In calculations, you will get $\log(\mu / E)$-factors, where $E$ is some energy related to that process. If you wanna do perturbuation theory - you want these terms to be small. Thus you often choose $\mu \approx E$ for practical purposes.
Perhaps this is what your professor meant?

 

[erikasan]

Maybe, but at the same time it seems we're perfectly happy doing pertubation theory with terms that are literally infinite, but that's okay because the infinities cancel. Similarly, can't I just choose $\log\left( \mu /E\right)$ as large as I want knowing that all $\mu$ dependence cancels out anyway?

 

[Reggid]

Maybe, but at the same time it seems we're perfectly happy doing pertubation theory with terms that are literally infinite, but that's okay because the infinities cancel. Similarly, can't I just choose $\log\left( \mu /E\right)$ as large as I want knowing that all $\mu$ dependence cancels out anyway?

No, you can't (well, of course you CAN, but you should not).

While it is true that any $\mu$-dependence will cancel out at any given fixed order of perturbation theory, it still has an impact on the convergence of your series, because the higher order terms that you include are different.

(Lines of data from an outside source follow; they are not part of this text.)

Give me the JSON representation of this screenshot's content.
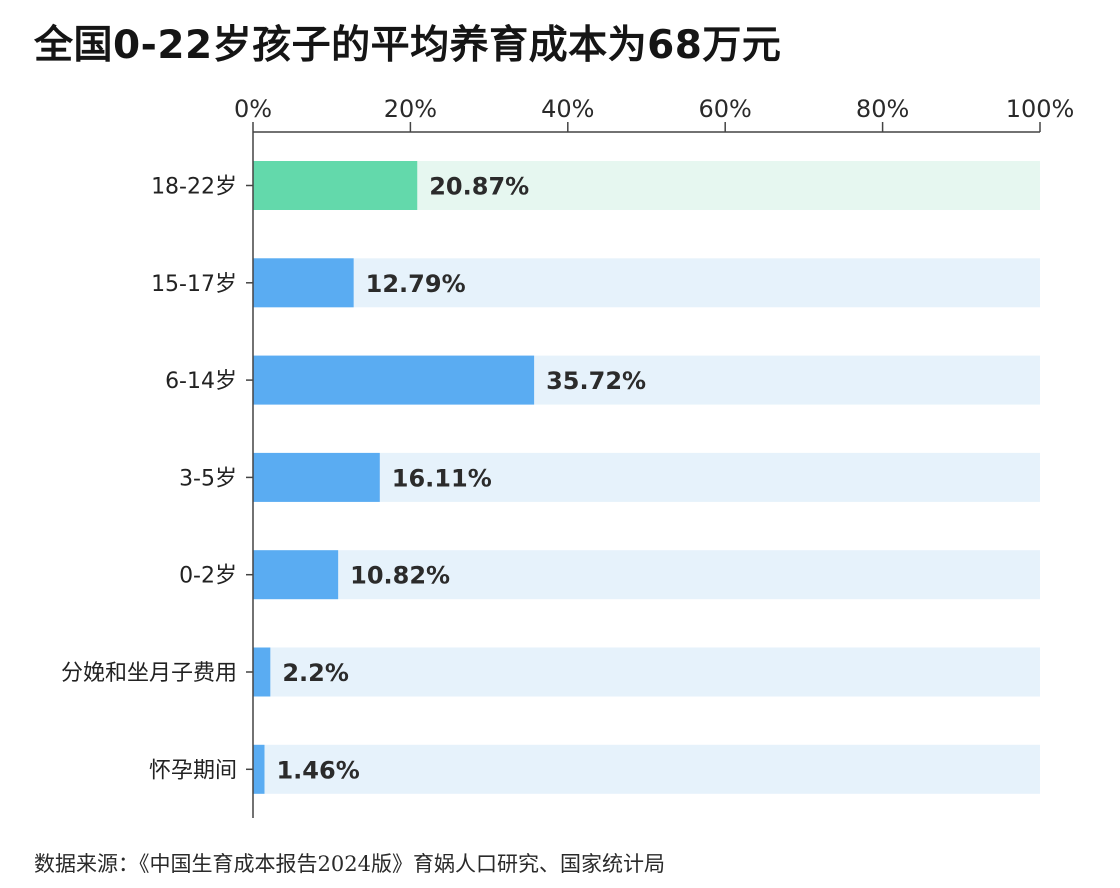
{
  "title": "全国0-22岁孩子的平均养育成本为68万元",
  "source": "数据来源：《中国生育成本报告2024版》育娲人口研究、国家统计局",
  "colors": {
    "highlight_bar": "#63d9ab",
    "highlight_track": "#e6f7f0",
    "bar": "#5aacf2",
    "track": "#e6f2fb",
    "axis": "#444444",
    "text": "#222222"
  },
  "chart_data": {
    "type": "bar",
    "orientation": "horizontal",
    "categories": [
      "18-22岁",
      "15-17岁",
      "6-14岁",
      "3-5岁",
      "0-2岁",
      "分娩和坐月子费用",
      "怀孕期间"
    ],
    "values": [
      20.87,
      12.79,
      35.72,
      16.11,
      10.82,
      2.2,
      1.46
    ],
    "value_labels": [
      "20.87%",
      "12.79%",
      "35.72%",
      "16.11%",
      "10.82%",
      "2.2%",
      "1.46%"
    ],
    "highlighted_category": "18-22岁",
    "xlim": [
      0,
      100
    ],
    "xticks": [
      0,
      20,
      40,
      60,
      80,
      100
    ],
    "xtick_labels": [
      "0%",
      "20%",
      "40%",
      "60%",
      "80%",
      "100%"
    ],
    "x_axis_position": "top",
    "grid": false,
    "legend": "none"
  }
}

To see this look for example at the LL running of the strong coupling

$\alpha_s(\mu)=\frac{\alpha_s(E)}{1-\frac{\alpha_s(E)\beta_0}{2\pi}\log(E/\mu)}\qquad (1)$

If you expand this out in a series in $\alpha_s$ you get

$\alpha_s(\mu)=\alpha_s(E)\sum_{n=0}[\frac{\alpha_s(E)\beta_0}{2\pi}\log(E/\mu)]^{n}\qquad (2)$

Now consider some perturbative series of the form

$c_0 + c_1\alpha_s(E)+c_2(\alpha_s(E))^2+...\qquad (3)$

Because we set $\mu = E$ we do not see any logarithms of the form $\log(E/\mu)$ anywhere.
If you truncate your series after the nth order, the terms you neglected are of order $\mathcal{O}(\alpha_s\alpha_s^n)$. Given that we are in the perturbative regime of QCD and $\alpha_s$ is not too large, this should be a good enough expansion.

Now you could say "but I can set $\mu$ to whatever I want, because it will cancel out to any fixed order in perturbation theory". If you do that, instead of (3) you will get

$c_0 + c_1\alpha_s(\mu)+(\alpha_s(\mu))^2(c_2+\frac{c_1\beta_0}{2\pi}\log(E/\mu))+...\qquad (4)$

Given the relation between $\alpha_s(E)$ and $\alpha_s(\mu)$ in (2), truncated after the first order, (3) and (4) are identical up to the second order in perturbation theory as written here.

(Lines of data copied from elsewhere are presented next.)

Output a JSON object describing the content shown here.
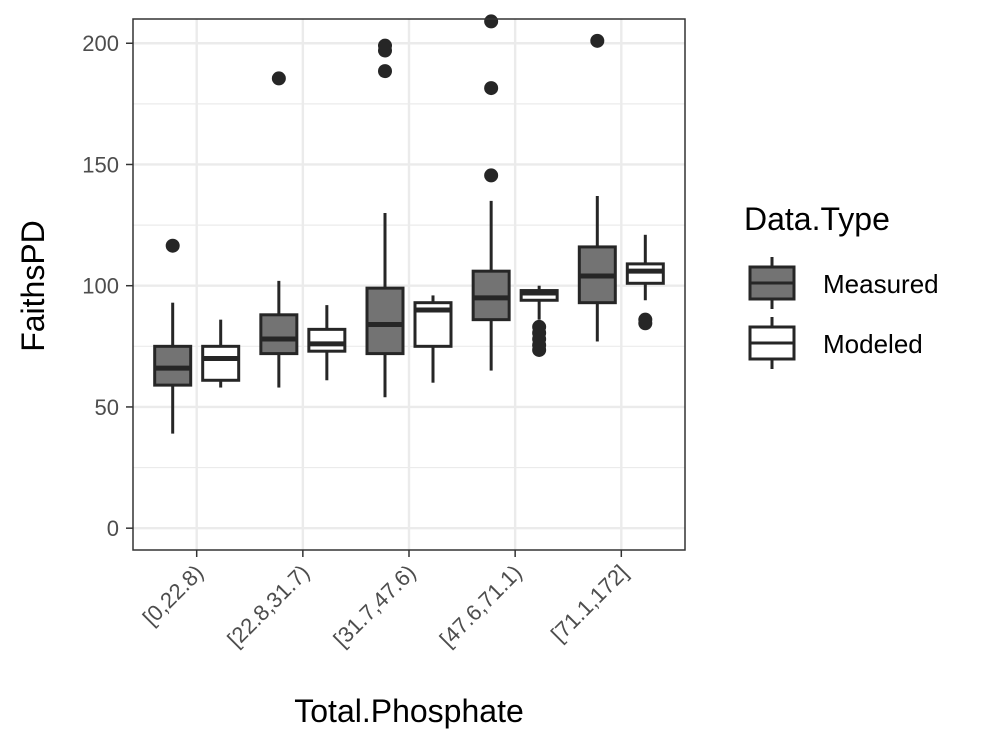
{
  "chart_data": {
    "type": "boxplot",
    "xlabel": "Total.Phosphate",
    "ylabel": "FaithsPD",
    "ylim": [
      -9,
      210
    ],
    "yticks": [
      0,
      50,
      100,
      150,
      200
    ],
    "grid": true,
    "legend": {
      "title": "Data.Type",
      "position": "right",
      "entries": [
        "Measured",
        "Modeled"
      ]
    },
    "colors": {
      "Measured": "#737373",
      "Modeled": "#ffffff",
      "stroke": "#262626",
      "grid": "#ebebeb",
      "panel_border": "#333333"
    },
    "categories": [
      "[0,22.8)",
      "[22.8,31.7)",
      "[31.7,47.6)",
      "[47.6,71.1)",
      "[71.1,172]"
    ],
    "series": [
      {
        "name": "Measured",
        "boxes": [
          {
            "min": 39,
            "q1": 59,
            "median": 66,
            "q3": 75,
            "max": 93,
            "outliers": [
              116.5
            ]
          },
          {
            "min": 58,
            "q1": 72,
            "median": 78,
            "q3": 88,
            "max": 102,
            "outliers": [
              185.5
            ]
          },
          {
            "min": 54,
            "q1": 72,
            "median": 84,
            "q3": 99,
            "max": 130,
            "outliers": [
              188.5,
              197,
              199
            ]
          },
          {
            "min": 65,
            "q1": 86,
            "median": 95,
            "q3": 106,
            "max": 135,
            "outliers": [
              145.5,
              181.5,
              209
            ]
          },
          {
            "min": 77,
            "q1": 93,
            "median": 104,
            "q3": 116,
            "max": 137,
            "outliers": [
              201
            ]
          }
        ]
      },
      {
        "name": "Modeled",
        "boxes": [
          {
            "min": 58,
            "q1": 61,
            "median": 70,
            "q3": 75,
            "max": 86,
            "outliers": []
          },
          {
            "min": 61,
            "q1": 73,
            "median": 76,
            "q3": 82,
            "max": 92,
            "outliers": []
          },
          {
            "min": 60,
            "q1": 75,
            "median": 90,
            "q3": 93,
            "max": 96,
            "outliers": []
          },
          {
            "min": 86,
            "q1": 94,
            "median": 97,
            "q3": 98,
            "max": 100,
            "outliers": [
              73.5,
              75.5,
              78,
              80.5,
              83
            ]
          },
          {
            "min": 94,
            "q1": 101,
            "median": 106,
            "q3": 109,
            "max": 121,
            "outliers": [
              84.5,
              86
            ]
          }
        ]
      }
    ]
  }
}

But look at the higher order terms. If we truncate the series after the nth order, now they are of the form $\mathcal{O}(\alpha_s(\alpha_s L)^n)$, with $L=\log(E/\mu)$. If you choose $\mu$ too far from $E$, these logs will become larger and your series expansion will get worse.

But if you choose $\mu\approx E$, all these higher order logarithms will be effectively included in the evolution of your coupling in (1). So even though (3) and (4) are equivalent to the order of perturbation theory shown here, they differ in the higher order terms (which are either included in the coupling or not, depending on your choice of $\mu$) and this can make a huge difference.